What Appreciative Inquiry Actually Is
Appreciative Inquiry was developed by Dr David Cooperrider at Case Western Reserve University. At its core, it rests on one idea: organisations and teams move in the direction of what they study and talk about most.

The framework moves through four stages, known as the 4Ds:
Discover: What is working well? What are we proud of? When have we felt most alive as a team?
Dream: What could we become if we did more of what already works?
Design: What do we commit to doing differently?
Deliver: How do we put that into practice, starting now?
It is not about ignoring problems. It is about choosing a different entry point, one that activates energy instead of draining it.
And here is where it connects to personal leadership. In a recent article on why feedback does not land, I explored how communication breaks down not because of what we say, but because of how the other person receives it. Appreciative Inquiry works on the same principle. When people feel seen and valued first, they are far more open to growing.

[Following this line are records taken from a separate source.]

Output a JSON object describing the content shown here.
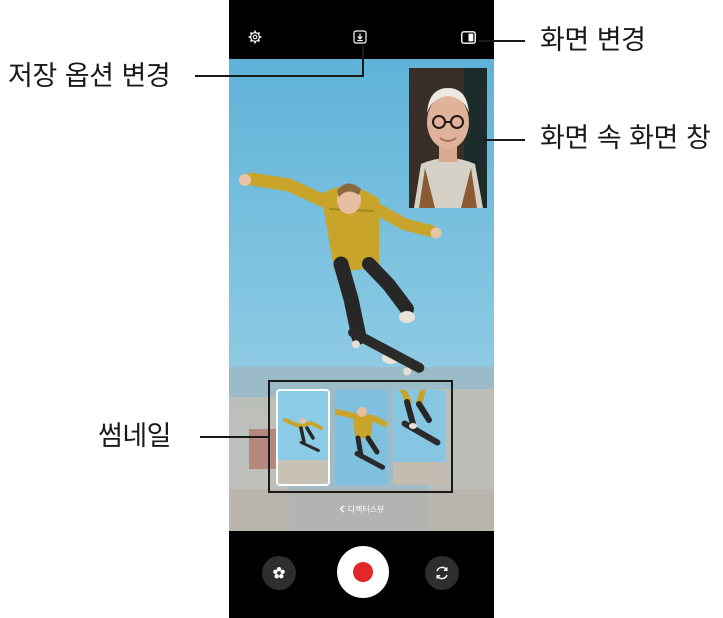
{
  "callouts": {
    "save_options": "저장 옵션 변경",
    "change_screen": "화면 변경",
    "picture_in_picture": "화면 속 화면 창",
    "thumbnail": "썸네일"
  },
  "viewfinder": {
    "mode_label": "디렉터스뷰",
    "mode_back_icon": "chevron-left-icon"
  },
  "icons": {
    "settings": "gear-icon",
    "save_options": "download-icon",
    "change_screen": "split-screen-icon",
    "effects": "flower-effects-icon",
    "switch_camera": "rotate-camera-icon"
  },
  "colors": {
    "record": "#e2262a",
    "sky": "#7fc3df",
    "hoodie": "#c9a42a"
  }
}
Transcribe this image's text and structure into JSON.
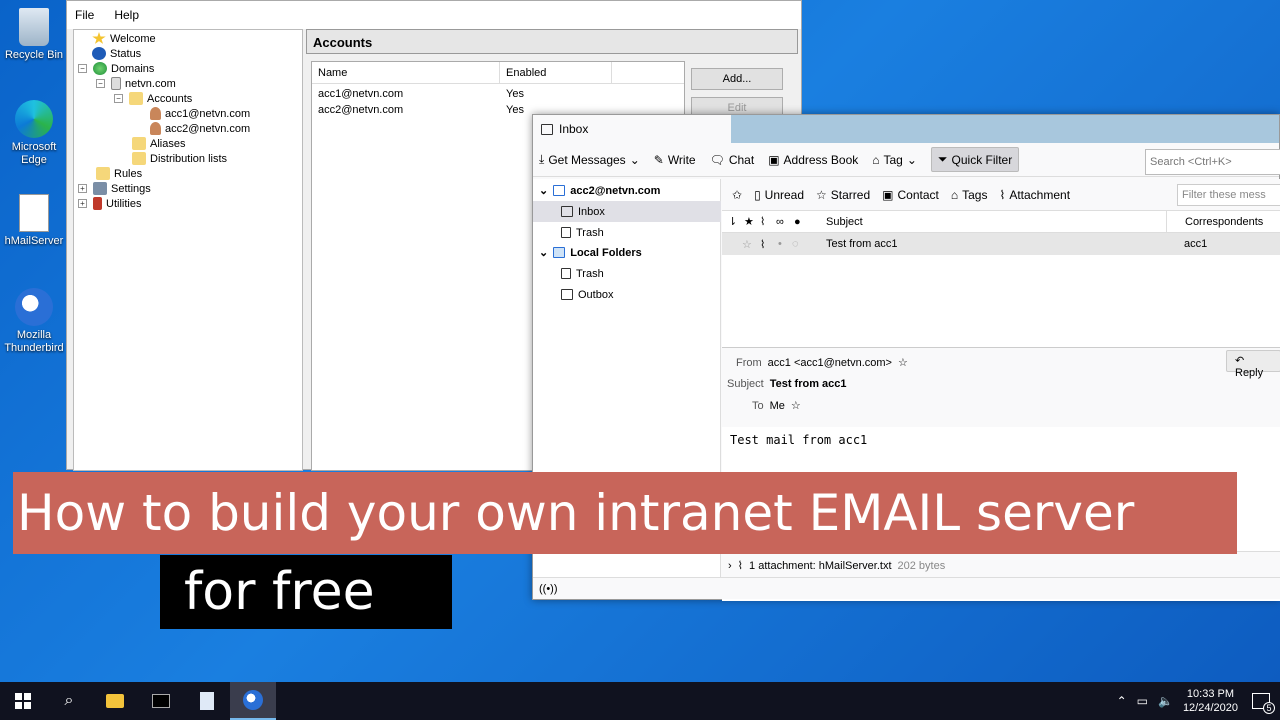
{
  "desktop": {
    "icons": [
      "Recycle Bin",
      "Microsoft Edge",
      "hMailServer",
      "Mozilla Thunderbird"
    ]
  },
  "hmail": {
    "menu": [
      "File",
      "Help"
    ],
    "tree": {
      "welcome": "Welcome",
      "status": "Status",
      "domains": "Domains",
      "domain": "netvn.com",
      "accounts": "Accounts",
      "acc1": "acc1@netvn.com",
      "acc2": "acc2@netvn.com",
      "aliases": "Aliases",
      "distribution": "Distribution lists",
      "rules": "Rules",
      "settings": "Settings",
      "utilities": "Utilities"
    },
    "panel_title": "Accounts",
    "columns": [
      "Name",
      "Enabled"
    ],
    "rows": [
      {
        "name": "acc1@netvn.com",
        "enabled": "Yes"
      },
      {
        "name": "acc2@netvn.com",
        "enabled": "Yes"
      }
    ],
    "add_label": "Add...",
    "edit_label": "Edit"
  },
  "thunderbird": {
    "tab_label": "Inbox",
    "toolbar": {
      "get_messages": "Get Messages",
      "write": "Write",
      "chat": "Chat",
      "address_book": "Address Book",
      "tag": "Tag",
      "quick_filter": "Quick Filter",
      "search_placeholder": "Search <Ctrl+K>"
    },
    "folders": {
      "account": "acc2@netvn.com",
      "inbox": "Inbox",
      "trash": "Trash",
      "local": "Local Folders",
      "local_trash": "Trash",
      "outbox": "Outbox"
    },
    "filter": {
      "unread": "Unread",
      "starred": "Starred",
      "contact": "Contact",
      "tags": "Tags",
      "attachment": "Attachment",
      "placeholder": "Filter these mess"
    },
    "columns": {
      "subject": "Subject",
      "correspondents": "Correspondents"
    },
    "message": {
      "subject": "Test from acc1",
      "correspondent": "acc1"
    },
    "header": {
      "from_label": "From",
      "from_value": "acc1 <acc1@netvn.com>",
      "subject_label": "Subject",
      "subject_value": "Test from acc1",
      "to_label": "To",
      "to_value": "Me",
      "reply": "Reply"
    },
    "body": "Test mail from acc1",
    "attachment": {
      "text": "1 attachment: hMailServer.txt",
      "size": "202 bytes"
    }
  },
  "overlay": {
    "line1": "How to build your own intranet EMAIL server",
    "line2": "for free"
  },
  "taskbar": {
    "time": "10:33 PM",
    "date": "12/24/2020",
    "notifications": "5"
  },
  "colors": {
    "banner": "#c8655a",
    "desktop": "#1a7fe0",
    "taskbar": "#10121f"
  }
}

How I Brought It Into My Own Team
Two weeks into opening OTA Playhouse, I ran a simple version of this. Each person wrote down one thing they had learned during their first month working here, a lesson, a moment, or something they picked up from a colleague. Then we swapped notes. Someone else read yours out loud.
What happened next surprised even me. When your words are read by someone else, they land differently both for the listener and for the person who wrote them. People started hearing things about their colleagues they had never known. The quiet team member who rarely spoke up had written something profound. The one who always seemed confident shared something unexpectedly vulnerable. And in that moment, something shifted in how they saw each other.
This was not just a warm-up exercise. For a team that had been carrying unspoken tension, it became the turning point. When you understand where someone has come from and what they value, it is very hard to stay in judgment of them. Appreciative Inquiry did not solve the conflict directly. It changed the lens through which people saw each other and that changed everything.
How to Apply This in Your Team
You do not need a three-day summit. Here is how to start this week.
In your next team meeting. Ask each person: "Think of a time you felt most proud or most connected to your work. What was happening?" Swap notes, read them aloud, and close with one thing the team wants to do more of. Four steps. Under 20 minutes.
In your one-on-ones. Instead of opening with what is stuck, try: "What has felt most energising for you lately? What is one thing you did recently that you felt genuinely good at?" You will learn more in five minutes than a performance review tells you in an hour.
When navigating conflict. Sit with each person separately and ask: "What do you genuinely appreciate about the way your colleague works?" Then bring them together and have each share what the other said. It is hard to stay in blame when you are being appreciated out loud.
"When people feel seen and valued first, they are far more open to growing. Appreciative Inquiry changes the conditions of the conversation before a single word of feedback is given."
And Now, an Invitation for You
Everything above is about your team. But I want to turn it inward for a moment.
Because the same culture you are trying to build in your team, you have to build in yourself first. Most leaders are exceptional at identifying their own gaps. But that kind of relentless self-critique can become its own blaming culture, just turned inward.
So I want to ask you the same question I asked my team:
When did you feel most alive as a leader? What were you doing? What did it bring out in you?
Sit with that. Write it down. Notice what it reveals about who you are at your best. That is Appreciative Inquiry applied to personal leadership. And in my experience, it is where the real transformation begins.
"The seeds of the culture you want are almost always already there, in the moments people felt proud, in the values they carry quietly, in the care they show when no one is watching."